St. Magnus, Lesum, Lehe, Lehesterdeich, Grolland, Weidedamm, Habenhausen
Alternativ-urbane Wohngebiete
Ostertor, Steintor, Fesenfeld, Peterswerder
Mischgebiete mit Mehrproblemlagen
Lüssum, Blumenthal, Grohn, Burgdamm, Mittelhuchting, Hemelingen, Kattenturm, Sodenmatt
Ehemalige Hafen- und Produktionsarbeitergebiete
Oslebshausen, Ohlenhof, Gröpelingen, Lindenhof
Großsiedlungen
Neue Vahr Nord, Neue Vahr Südwest, Neue Vahr Südost, Blockdiek, Tenever
Quelle: Schlichting, S. 19

In ihrer Analyse der Bundestagswahl 2009 gehen die Statistiker vor allem auf die Veräderungen des Wahlverhaltens in den einzelnen Gebietstypen ein. Dabei stellen sie in den traditionell bürgerlichen Wohngebieten mit ihrer hohen Wahlbeteiligung und ihren weit überdurchschnittlichen Anteilen von CDU und FDP deutliche Gewinne der Grünen zulasten der SPD heraus.

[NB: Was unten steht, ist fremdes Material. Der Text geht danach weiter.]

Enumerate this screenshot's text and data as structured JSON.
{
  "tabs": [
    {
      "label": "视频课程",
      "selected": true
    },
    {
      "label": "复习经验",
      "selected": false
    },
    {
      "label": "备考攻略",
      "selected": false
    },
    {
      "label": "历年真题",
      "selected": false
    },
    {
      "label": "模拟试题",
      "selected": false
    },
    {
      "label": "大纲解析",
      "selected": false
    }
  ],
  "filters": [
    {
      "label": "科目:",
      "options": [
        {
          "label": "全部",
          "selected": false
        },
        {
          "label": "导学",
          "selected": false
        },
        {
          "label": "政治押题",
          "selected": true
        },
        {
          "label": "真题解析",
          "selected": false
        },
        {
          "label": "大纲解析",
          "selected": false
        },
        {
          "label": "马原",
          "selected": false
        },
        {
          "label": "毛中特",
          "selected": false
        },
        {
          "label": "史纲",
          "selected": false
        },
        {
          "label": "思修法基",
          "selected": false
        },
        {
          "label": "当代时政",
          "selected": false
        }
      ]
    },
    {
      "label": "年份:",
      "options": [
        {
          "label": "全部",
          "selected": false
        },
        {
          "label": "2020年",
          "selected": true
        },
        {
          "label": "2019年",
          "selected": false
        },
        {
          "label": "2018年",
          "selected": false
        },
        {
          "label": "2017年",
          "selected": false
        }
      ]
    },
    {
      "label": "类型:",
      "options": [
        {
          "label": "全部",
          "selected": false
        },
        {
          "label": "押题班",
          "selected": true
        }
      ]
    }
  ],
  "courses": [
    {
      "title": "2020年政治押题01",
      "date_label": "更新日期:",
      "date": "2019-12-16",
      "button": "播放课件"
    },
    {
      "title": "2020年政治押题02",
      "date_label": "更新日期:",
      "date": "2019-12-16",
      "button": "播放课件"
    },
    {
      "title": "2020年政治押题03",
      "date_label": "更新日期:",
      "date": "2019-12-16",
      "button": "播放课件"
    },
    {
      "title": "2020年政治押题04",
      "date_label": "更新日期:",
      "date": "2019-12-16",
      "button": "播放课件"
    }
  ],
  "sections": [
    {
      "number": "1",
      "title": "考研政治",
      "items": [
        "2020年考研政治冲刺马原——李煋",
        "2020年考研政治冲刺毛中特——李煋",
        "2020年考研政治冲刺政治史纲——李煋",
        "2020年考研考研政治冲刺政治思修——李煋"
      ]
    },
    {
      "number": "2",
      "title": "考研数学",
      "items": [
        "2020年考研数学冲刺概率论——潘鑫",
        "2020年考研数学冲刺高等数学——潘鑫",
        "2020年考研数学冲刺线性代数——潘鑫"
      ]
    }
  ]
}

In den Ortsteilen der Bürgerliche Mitte, in denen „der statusorientierte moderne Mainstream wie auch die moderne Dienstleistungselite mit einem vergleichsweise hohen Anteil Angestellter lebt“, hat 2009 die SPD sehr stark an die Grünen, aber auch die Linke verloren. Es ist es also zu deutlichen Verschiebungen innerhalb des linken Lagers gekommen. Eine derartige Kompensation hat es im anderen Lager hingegen nicht für die CDU-Verluste in den beiden „bürgerlichen“ Gebietstypen gegeben.


Für die alternativ-urbanen Wohngebiete, die wie die beiden bürgerlichen Gebietstypen eine überdurchschnittliche Wahlbeteiligung aufweisen, stellt Schlichting eine grundlegende Änderung der Sozialstruktur in den letzten Jahrzehnten fest, da hier „bis in die 80er Jahre noch bedeutende Teile des konservativ-ständischen Mittelstandes (Kaufleute und Handwerker)“ lebten. Als die Handwerksbetriebe aufgegeben oder in die Gewerbegebiete an den Stadtrand verlagert wurde, zogen junge Menschen mit „völlig anderen Mileuzugehörigkeiten und anderem Habitus“ in den leeren Wohnraum. Viele dieser ehemaligen Studenten „mutierten“ hier zur „progressiven Bildungselite“, wodurch sich diese Quartiere gegenüber den beiden bürgerlichen durch niedrigere Durchschnittseinkommen und einen höheren Akademikeranteil unterscheiden. 

Parallel zu diesem Wandel der Sozialstruktur änderten sich die Wähleranteile der Parteien. So verloren die bürgerlichen Parteien CDU und FDP deutlich und die SPD schwächer, während die Grünen hier ihre absoluten Hochburgen aufbauen konnten. Sehr erfolgreich war 2009 auch die Linke in diesem Gebietstyp, sodass das linke Lager insgesamt fast 60% der Wähler für sich gewinnen konnte.

In den Mischlagen mit Mehrproblemlagen führten Verluste an industriellen und gewerblichen Arbeitplätzen zu einer erhöhten Arbeitslosigkeit, was vor allem in den Teilbereichen mit Hochhäusern zu einer verstärkten Zuwanderung von Migranten und Aussiedlern beitrug. Hier haben zuletzt die Grünen moderat und die Linke etwas deutlicher zulegen können, während die SPD, CDU und FDP mehr oder weniger stark verloren haben.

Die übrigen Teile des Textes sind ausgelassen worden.